Zuni is near and dear to me. A lot of their staff is staff that had been working there even when I was working there over 15 years ago. It was nice catching up with people, checking in with them, and having a really nice brunch. I felt really appreciative for all these things that we do on a normal basis at the restaurant. I’m hoping that everyone else comes back to feeling that appreciation for what we do.

At night, we had a belated Chinese New Year dinner at my parents’ house. It was the soonest we could all get together. These days, it’s kind of chaotic at the table because my sister has two kids, my brother has two kids, and we are having our first.

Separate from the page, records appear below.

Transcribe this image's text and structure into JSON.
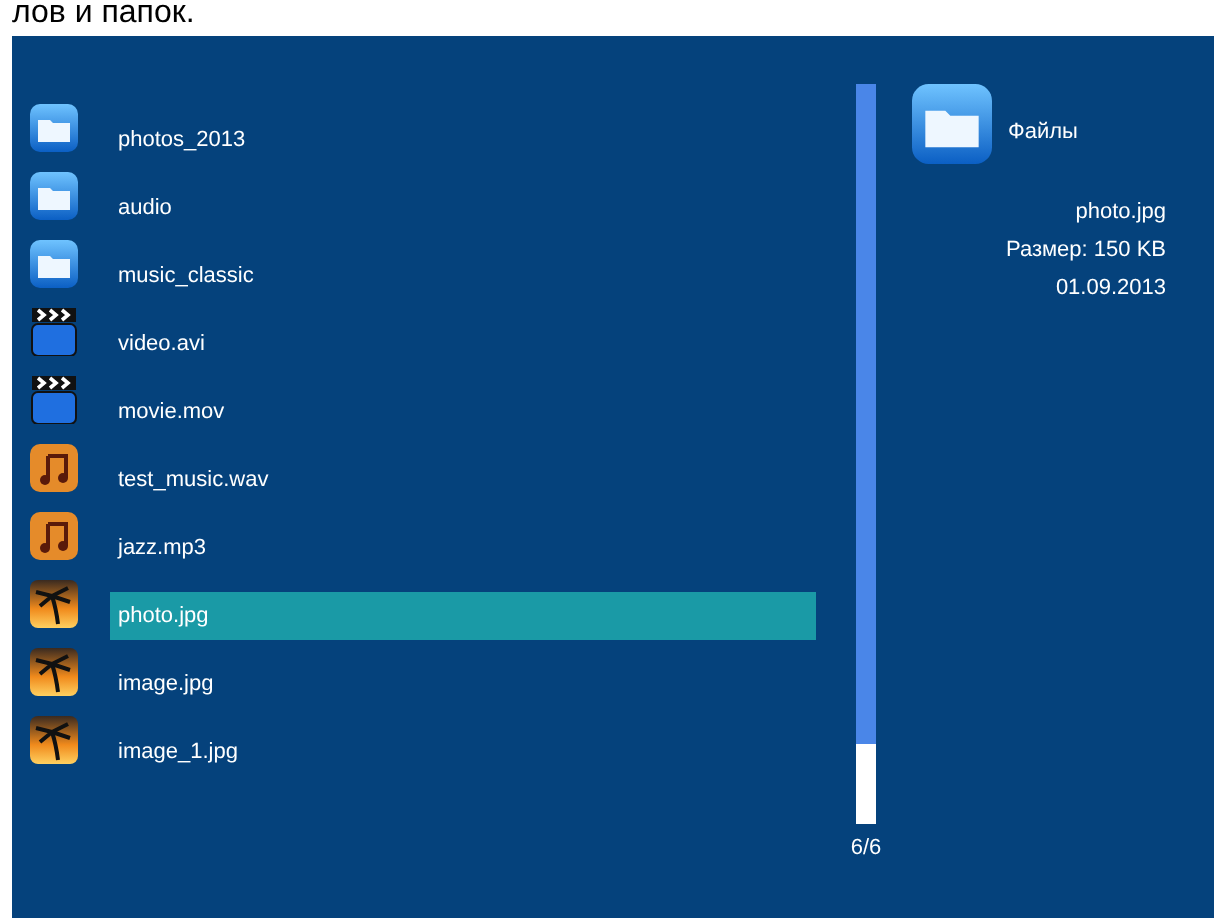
{
  "caption": "лов и папок.",
  "files": [
    {
      "name": "photos_2013",
      "kind": "folder",
      "selected": false
    },
    {
      "name": "audio",
      "kind": "folder",
      "selected": false
    },
    {
      "name": "music_classic",
      "kind": "folder",
      "selected": false
    },
    {
      "name": "video.avi",
      "kind": "video",
      "selected": false
    },
    {
      "name": "movie.mov",
      "kind": "video",
      "selected": false
    },
    {
      "name": "test_music.wav",
      "kind": "audio",
      "selected": false
    },
    {
      "name": "jazz.mp3",
      "kind": "audio",
      "selected": false
    },
    {
      "name": "photo.jpg",
      "kind": "image",
      "selected": true
    },
    {
      "name": "image.jpg",
      "kind": "image",
      "selected": false
    },
    {
      "name": "image_1.jpg",
      "kind": "image",
      "selected": false
    }
  ],
  "page": "6/6",
  "info": {
    "title": "Файлы",
    "filename": "photo.jpg",
    "size": "Размер: 150 KB",
    "date": "01.09.2013"
  }
}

They definitely know how to bring the ruckus.

We had pork spare ribs, glass noodles, pea tendrils, shiitakes, and sticky rice. I think this year there were some things that we don’t normally have. The glass noodles really were something my grandma, my dad’s mom, made. My mom wanted to make a version of her dish, which was nice because it reminded us of her. My grandma also used to make these things called gai loong, and there’s only one place, Wing Lee on Clement Street, that we know of that still makes this dumpling. They’re particular to, I think, Toisan home cooking. It’s a glutinous rice dough that’s fried, and it’s very, very savory. It has dried shrimp, mushroom, and water chestnut. There are no pleats or anything. It’s just kind of a half-moon that’s crimped and then fried.

This year, the feeling was a little bit of a bummer, because usually Chinatown would be gearing up to do it’s big parade. That would have happened either Friday or Saturday this past week. When I talked to my mom, she said my cousin has been feeling more responsibility to continue our traditions. Even though they’ve all obviously had to be altered. We couldn’t celebrate with as many people. We can’t go to a restaurant to have a banquet meal. Or even just pass out red envelopes. All those things are just a little more subdued this year. So finding ways to continue to have the tradition and the celebrations, that became important to us.

It also felt important that we didn’t skip a year just because it might’ve been more difficult. I think the hope and the optimism and then just having your friends and family around you and all those things, you start to realign your priorities and the things that are important. It was a good year, I think, to jumpstart it even for my siblings’ kids, having them know the importance of the holiday. My grandparents really impressed that upon us as kids. And so I think it was about wanting the kids to know some of the traditions. That felt important, too.